Body Type’s ‘Silver’ goes for a hat trick; a third killer single in the bag for the ascendant
four-piece. It’s more wistful than what we’ve heard from the band so far. “Everyone you know is
turning silver,” sings Sophie. It’s about ageing, and change, but ‘Silver’ isn’t a sad song – it’s
pretty and complex and filled with joy.
“The song comes from a very specific moment when I first noticed some of my friends starting to
get grey hairs,” says Sophie about the inspiration behind the song. “That’s where the idea of
turning ‘silver’ comes from - witnessing your own passage of time through the changes in
people around you. Accepting that people will drift in and out of your life, or maybe run away
and then pop back in for a little while, or maybe always be around, but never quite the same.”

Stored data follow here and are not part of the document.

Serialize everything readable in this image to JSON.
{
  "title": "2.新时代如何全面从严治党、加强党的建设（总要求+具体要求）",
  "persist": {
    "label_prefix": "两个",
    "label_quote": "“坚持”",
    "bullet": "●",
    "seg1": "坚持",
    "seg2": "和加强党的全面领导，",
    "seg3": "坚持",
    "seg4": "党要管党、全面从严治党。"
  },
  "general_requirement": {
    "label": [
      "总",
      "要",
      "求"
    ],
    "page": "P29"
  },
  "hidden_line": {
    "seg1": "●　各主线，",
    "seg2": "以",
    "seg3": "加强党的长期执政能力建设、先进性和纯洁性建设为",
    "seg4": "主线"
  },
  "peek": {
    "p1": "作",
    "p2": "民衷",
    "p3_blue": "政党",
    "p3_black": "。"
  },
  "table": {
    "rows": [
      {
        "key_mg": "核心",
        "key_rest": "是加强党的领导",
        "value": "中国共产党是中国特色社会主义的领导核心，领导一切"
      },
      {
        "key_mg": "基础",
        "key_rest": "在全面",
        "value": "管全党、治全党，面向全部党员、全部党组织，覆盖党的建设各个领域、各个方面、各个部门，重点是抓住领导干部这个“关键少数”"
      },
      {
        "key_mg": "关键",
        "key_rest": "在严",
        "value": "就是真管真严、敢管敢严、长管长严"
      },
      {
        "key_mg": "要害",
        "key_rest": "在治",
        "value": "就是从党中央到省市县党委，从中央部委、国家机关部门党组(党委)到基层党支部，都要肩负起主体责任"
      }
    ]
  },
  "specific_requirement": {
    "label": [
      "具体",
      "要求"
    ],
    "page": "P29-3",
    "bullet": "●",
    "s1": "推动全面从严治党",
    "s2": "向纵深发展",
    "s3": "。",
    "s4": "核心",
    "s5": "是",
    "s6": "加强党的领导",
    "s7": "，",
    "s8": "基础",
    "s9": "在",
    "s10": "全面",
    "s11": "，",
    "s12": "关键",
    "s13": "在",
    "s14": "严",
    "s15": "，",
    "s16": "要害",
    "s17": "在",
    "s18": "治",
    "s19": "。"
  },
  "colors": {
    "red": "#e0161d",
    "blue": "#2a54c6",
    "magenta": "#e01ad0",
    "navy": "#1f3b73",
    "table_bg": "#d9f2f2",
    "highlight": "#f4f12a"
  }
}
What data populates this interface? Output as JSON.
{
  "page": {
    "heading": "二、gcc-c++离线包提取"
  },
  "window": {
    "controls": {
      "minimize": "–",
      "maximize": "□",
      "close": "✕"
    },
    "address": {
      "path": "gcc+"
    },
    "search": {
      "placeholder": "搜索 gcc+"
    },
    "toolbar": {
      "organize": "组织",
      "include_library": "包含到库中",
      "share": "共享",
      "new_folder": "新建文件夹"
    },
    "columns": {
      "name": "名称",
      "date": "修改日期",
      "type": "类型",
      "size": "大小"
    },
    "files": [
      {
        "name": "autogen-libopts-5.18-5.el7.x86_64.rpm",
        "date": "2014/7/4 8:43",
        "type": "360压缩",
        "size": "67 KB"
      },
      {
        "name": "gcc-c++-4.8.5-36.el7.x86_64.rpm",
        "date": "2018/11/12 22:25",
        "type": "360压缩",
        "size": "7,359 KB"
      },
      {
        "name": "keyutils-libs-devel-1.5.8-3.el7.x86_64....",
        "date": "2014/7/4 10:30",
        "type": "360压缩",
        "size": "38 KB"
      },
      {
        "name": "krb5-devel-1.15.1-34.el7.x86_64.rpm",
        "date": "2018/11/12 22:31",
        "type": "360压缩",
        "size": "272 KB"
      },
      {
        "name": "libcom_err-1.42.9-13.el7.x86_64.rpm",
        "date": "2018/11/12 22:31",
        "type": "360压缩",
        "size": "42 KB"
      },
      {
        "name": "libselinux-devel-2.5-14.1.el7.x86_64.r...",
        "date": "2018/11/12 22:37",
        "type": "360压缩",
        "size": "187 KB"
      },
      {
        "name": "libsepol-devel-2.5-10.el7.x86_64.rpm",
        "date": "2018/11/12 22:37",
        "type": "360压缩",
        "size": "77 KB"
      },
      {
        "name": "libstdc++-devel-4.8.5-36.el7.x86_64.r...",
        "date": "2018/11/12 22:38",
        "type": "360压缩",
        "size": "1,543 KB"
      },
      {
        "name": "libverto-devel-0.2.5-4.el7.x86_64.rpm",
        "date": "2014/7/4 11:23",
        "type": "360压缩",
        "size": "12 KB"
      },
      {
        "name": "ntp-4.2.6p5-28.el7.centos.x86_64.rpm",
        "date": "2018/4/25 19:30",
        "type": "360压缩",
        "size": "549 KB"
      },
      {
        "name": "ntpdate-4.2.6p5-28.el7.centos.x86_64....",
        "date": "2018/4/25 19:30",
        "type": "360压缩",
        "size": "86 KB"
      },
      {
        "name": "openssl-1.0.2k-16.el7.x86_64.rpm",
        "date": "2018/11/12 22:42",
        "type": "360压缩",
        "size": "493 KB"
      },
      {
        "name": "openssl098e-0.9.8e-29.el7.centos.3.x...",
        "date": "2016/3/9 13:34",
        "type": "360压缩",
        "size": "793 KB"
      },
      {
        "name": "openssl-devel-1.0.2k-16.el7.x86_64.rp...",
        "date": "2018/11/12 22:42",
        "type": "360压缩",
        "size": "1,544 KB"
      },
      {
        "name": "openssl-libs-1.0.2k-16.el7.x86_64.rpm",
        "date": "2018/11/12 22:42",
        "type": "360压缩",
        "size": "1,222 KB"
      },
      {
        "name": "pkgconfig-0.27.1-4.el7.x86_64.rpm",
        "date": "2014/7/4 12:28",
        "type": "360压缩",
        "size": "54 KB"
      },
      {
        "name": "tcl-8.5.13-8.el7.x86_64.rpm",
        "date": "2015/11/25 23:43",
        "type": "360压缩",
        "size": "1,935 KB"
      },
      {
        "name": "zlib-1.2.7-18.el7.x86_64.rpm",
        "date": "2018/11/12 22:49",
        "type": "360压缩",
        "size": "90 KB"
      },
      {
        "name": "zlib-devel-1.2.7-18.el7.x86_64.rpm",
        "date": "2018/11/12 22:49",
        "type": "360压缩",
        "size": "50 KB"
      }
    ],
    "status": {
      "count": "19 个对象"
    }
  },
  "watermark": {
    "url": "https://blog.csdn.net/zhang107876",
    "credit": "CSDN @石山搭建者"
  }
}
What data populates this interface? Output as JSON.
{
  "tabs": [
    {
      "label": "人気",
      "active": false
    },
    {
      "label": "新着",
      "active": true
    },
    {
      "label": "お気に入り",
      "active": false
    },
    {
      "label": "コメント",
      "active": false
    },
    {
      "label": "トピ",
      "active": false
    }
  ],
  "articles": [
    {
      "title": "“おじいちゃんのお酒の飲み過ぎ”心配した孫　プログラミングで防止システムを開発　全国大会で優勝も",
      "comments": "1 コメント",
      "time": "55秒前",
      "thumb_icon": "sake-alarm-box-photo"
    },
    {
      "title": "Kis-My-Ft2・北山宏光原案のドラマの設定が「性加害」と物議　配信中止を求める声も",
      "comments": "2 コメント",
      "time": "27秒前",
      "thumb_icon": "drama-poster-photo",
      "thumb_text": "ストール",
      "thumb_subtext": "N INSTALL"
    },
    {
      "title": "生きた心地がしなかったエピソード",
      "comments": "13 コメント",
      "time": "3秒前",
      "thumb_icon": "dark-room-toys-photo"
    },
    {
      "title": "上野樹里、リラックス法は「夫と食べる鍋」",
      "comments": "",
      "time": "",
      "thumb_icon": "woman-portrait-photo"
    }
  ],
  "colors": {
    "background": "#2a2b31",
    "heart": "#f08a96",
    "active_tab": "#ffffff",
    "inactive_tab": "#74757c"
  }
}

Fittingly, ‘Silver’ also marks a change in the way Body Type saw themselves as a band. “For
me, this song in the space/time continuum signifies a turning point for the band - a point where
we realised Body Type was a real unit, greater than the sum of its parts,” says Sophie. “I took
some scrappy demo to rehearsal and suddenly it was a whole song. It's a very nice feeling
finding people you can do that with.”
In 2018 the band joined forces with Inertia Music and Partisan Records, celebrating the signings
with their latest single ‘Arrow’. Returning with their take on scuzz rock, ‘Arrow’ immerses the
listener with dreamy distorted guitars, infectious baselines and angsty vocal lines to deliver their
self-described “pop-rock tantrum”.
“Arrow is about the prick of love. It’s about being stung and the pleasure and pain that
accompany being struck by cupid’s arrow,” says vocalist and bassist Georgia Wilkinson-Derums
of the track. “For me the song has always carried the power of female physicality in
performance, it’s where I see Body Type get a little more aggressive, a little more dramatic.”
With each new release, Body Type continue to prove that they still have a lot left in them,
cementing their status as one of Australia’s most exciting and promising young bands.
You won’t be watching them disappear any time soon.